D’un principe d’organisation démocratique du pluralisme moral et religieux, la laïcité a ouvert la voie à une politique ciblée contre les musulmans. Un nouveau « délit de séparatisme » a été ajouté au code pénal français par la loi du 24 août 2021, qui n’est pas sans rappeler l’article 87 bis du code pénal algérien. Le séparatisme est défini comme « l’action qui consiste à détruire ou à affaiblir la communauté nationale en vue de remplacer celle-ci par de nouvelles formes d’allégeance et d’identification en rupture avec la tradition démocratique et républicaine ».

Au nom d’une chasse au « frérisme », dont la réalité est très largement contestée par les travaux des chercheurs et acteurs de terrain, voilà donc recyclés les arguments qui avaient permis à la République et aux valeurs de 1789 de l’emporter sur la puissante Église catholique romaine et ses alliés. Sauf que la séquence actuelle n’est pas comparable à ce qui a produit le compromis de liberté religieuse permis par la loi de 1905 : aujourd’hui, il s’agit d’exclure la « minorité musulmane » du pays alors qu’elle ne possède pratiquement aucun ancrage institutionnel, à la différence de l’Église catholique il y a un siècle.

Ici, le « temps d’avant » est celui, imaginaire, d’un « temps d’avant » l’immigration postcoloniale et d’une France n’ayant pas renoncé à l’« Algérie française ». Cette fiction conduit notamment à oblitérer la xénophobie, le racisme et l’antisémitisme de la France du XIXe et du début du XXe siècle et ce que fut réellement l’expérience, aujourd’hui volontairement idéalisée, qu’en firent les immigrés européens.

Quant à toutes celles et ceux qui dénoncent la conversion des « valeurs républicaines » au nativisme, ils sont discrédités par des mots-combats comme « wokisme », « déconstruction », « islamogauchisme », par lesquels leur lutte contre le racisme et les inégalités est assimilée à une « trahison antirépublicaine ».

Cette mythologie historique d’un « temps d’avant » (avant la dégradation supposée de l’identité nationale par les vagues migratoires les plus récentes) est également au cœur du mouvement « MAGA » et de la politique de Donald Trump depuis le début de son second mandat.

Le démantèlement systématique et brutal de tout ce qui concerne les politiques de « Diversité, Équité, Inclusion » repose sur une conception de l’identité nationale qui renverse les fondements principiels de la société démocratique états-unienne depuis les années 1960 : les victoires des luttes pour les droits civiques de la minorité noire et l’ouverture des frontières à l’immigration non-européenne.

Quand Trump ne cache pas sa nostalgie pour une société hiérarchisée, fondée sur la domination « blanche » et « virile » des groupes minoritaires, certains républicains français autoproclamés rêvent de revenir à une société « blanche » d’avant l’immigration postcoloniale, tandis que les nationalistes du BJP aspirent à réserver aux hindous la pleine appartenance à une nation sans les musulmans.

Ce travestissement des luttes historiquement progressistes en croisades réactionnaires est possible parce qu’il fait fi de l’histoire dans sa complexité, ses contradictions et ses paradoxes.
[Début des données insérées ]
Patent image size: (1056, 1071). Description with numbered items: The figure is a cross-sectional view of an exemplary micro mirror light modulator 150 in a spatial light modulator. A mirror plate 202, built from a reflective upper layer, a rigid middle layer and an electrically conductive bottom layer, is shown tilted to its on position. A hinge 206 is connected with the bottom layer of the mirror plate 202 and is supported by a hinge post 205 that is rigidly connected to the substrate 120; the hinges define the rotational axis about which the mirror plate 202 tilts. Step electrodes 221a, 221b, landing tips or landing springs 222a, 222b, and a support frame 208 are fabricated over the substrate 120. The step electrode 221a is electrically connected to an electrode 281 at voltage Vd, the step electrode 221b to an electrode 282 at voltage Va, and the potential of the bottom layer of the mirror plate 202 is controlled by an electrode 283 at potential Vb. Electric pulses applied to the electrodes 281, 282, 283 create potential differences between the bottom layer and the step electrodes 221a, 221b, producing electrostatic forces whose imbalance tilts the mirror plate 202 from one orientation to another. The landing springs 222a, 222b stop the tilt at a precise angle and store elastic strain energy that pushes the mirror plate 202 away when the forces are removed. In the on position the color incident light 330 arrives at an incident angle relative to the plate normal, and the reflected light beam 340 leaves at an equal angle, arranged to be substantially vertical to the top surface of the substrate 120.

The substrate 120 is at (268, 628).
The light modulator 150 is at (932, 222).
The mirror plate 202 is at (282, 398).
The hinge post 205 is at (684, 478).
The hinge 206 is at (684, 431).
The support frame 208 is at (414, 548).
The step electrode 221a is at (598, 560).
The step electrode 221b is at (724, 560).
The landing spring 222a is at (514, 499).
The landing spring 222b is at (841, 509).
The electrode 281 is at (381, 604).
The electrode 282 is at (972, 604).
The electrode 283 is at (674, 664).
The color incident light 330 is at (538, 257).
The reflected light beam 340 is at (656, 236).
Au nom du passé, les promoteurs de cette conception vivent dans un monde qui n’a plus d’histoire.

Ils ignorent à dessein la radicalité des victoires progressistes du passé contre les empires britanniques et français, contre les partisans de systèmes d’Ancien régime (ségrégationniste aux États-Unis ou de droit divin en France). Ils laissent le champ libre aux nativistes qui travestissent les mots d’ordre de ces victoires anticoloniales telles qu’elles eurent lieu. Cela leur permet de revendiquer ouvertement l’abandon des principes de l’État de droit et de céder aux sirènes périlleuses de l’autoritarisme et du populisme.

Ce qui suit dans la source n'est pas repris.